Ruvo è una città da sempre a vocazione agricola. C’è curiosità da parte degli addetti al settore per questa nuova modalità di praticare l’agricoltura in linea con gli obiettivi dell’Agenda 2030?

«Come sottolineato, non possiamo più usare indiscriminatamente prodotti di sintesi chimica sui nostri terreni. Avere un suolo ricco e fertile è la condizione imprescindibile per avere piante forti, sane e produttive. Usare concimi organici come l’humus di lombrico riduce costi ambientali ed energetici. Si risparmia acqua, risorsa sempre preziosa soprattutto di questi tempi siccitosi (l’humus trattiene acqua fino a 20 volte il proprio peso), si lavora meno il terreno e quindi si consuma meno carburante (perché un terreno poroso e ricco di sostanza organica permette areazione e facile sviluppo radicale delle piante), si garantisce la biodiversità di piante, insetti e microrganismi che sono invece distrutti dai diserbanti di sintesi. Finalmente sempre più agricoltori si stanno rendendo conto di questi problemi, anche in conseguenza all’aumento dei costi energetici dovuto ai problemi di distribuzione post-Covid ed alla guerra in Ucraina. Anche da noi, molti agricoltori che hanno provato il nostro humus ne hanno riscontrato utilità ed efficacia ambientale nonché economica. Siamo una città giustamente legata alla nostra tradizione, ma sappiamo mostrare interesse, volontà e tenacia verso le novità necessarie per lo sviluppo sostenibile del nostro futuro».

Inoltre, in ossequio proprio al principio di condivisione dei saperi, Greenta da diversi mesi fa parte, con altre aziende locali dedite all’agricoltura sostenibile e con famiglie, de La Ràkene, una sperimentale comunità di supporto all’agricoltura che si fonda su ecologia, cooperazione e autodeterminazione, promuovendo l’accesso a un cibo salutare per tutti. L’intento è di dare vita a una filiera corta, etica e solidale con attraverso la condivisione del rischio agricolo e il prefinanziamento della produzione.

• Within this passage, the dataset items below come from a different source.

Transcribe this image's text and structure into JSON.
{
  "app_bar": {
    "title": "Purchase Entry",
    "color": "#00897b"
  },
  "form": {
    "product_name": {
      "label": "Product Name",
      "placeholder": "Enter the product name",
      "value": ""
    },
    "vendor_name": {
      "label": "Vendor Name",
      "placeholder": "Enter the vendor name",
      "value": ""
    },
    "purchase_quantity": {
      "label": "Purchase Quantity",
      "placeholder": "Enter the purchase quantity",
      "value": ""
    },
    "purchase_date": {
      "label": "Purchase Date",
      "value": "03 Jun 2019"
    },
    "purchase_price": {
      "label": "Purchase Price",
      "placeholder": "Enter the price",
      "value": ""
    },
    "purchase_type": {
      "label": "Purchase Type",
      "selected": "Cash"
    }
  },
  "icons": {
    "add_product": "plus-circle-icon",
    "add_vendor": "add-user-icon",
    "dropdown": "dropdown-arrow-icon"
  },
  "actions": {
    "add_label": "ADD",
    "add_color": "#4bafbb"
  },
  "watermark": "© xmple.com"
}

Quali sono i vostri auspici?

«L’obiettivo principale dei prossimi anni è quello di aumentare la produzione dotandoci di mezzi meccanici più performanti ed incrementare le lettiere. Siamo sulla buona strada dato che siamo riusciti a portare da 30 a 200 metri quadri la superficie complessiva delle lettiere. Ma vogliamo anche sensibilizzare cittadini e professionisti del settore sulle tematiche dell’agricoltura rigenerativa e sull’importanza del suolo per il nostro fabbisogno alimentare, un problema che riguarda individui e comunità».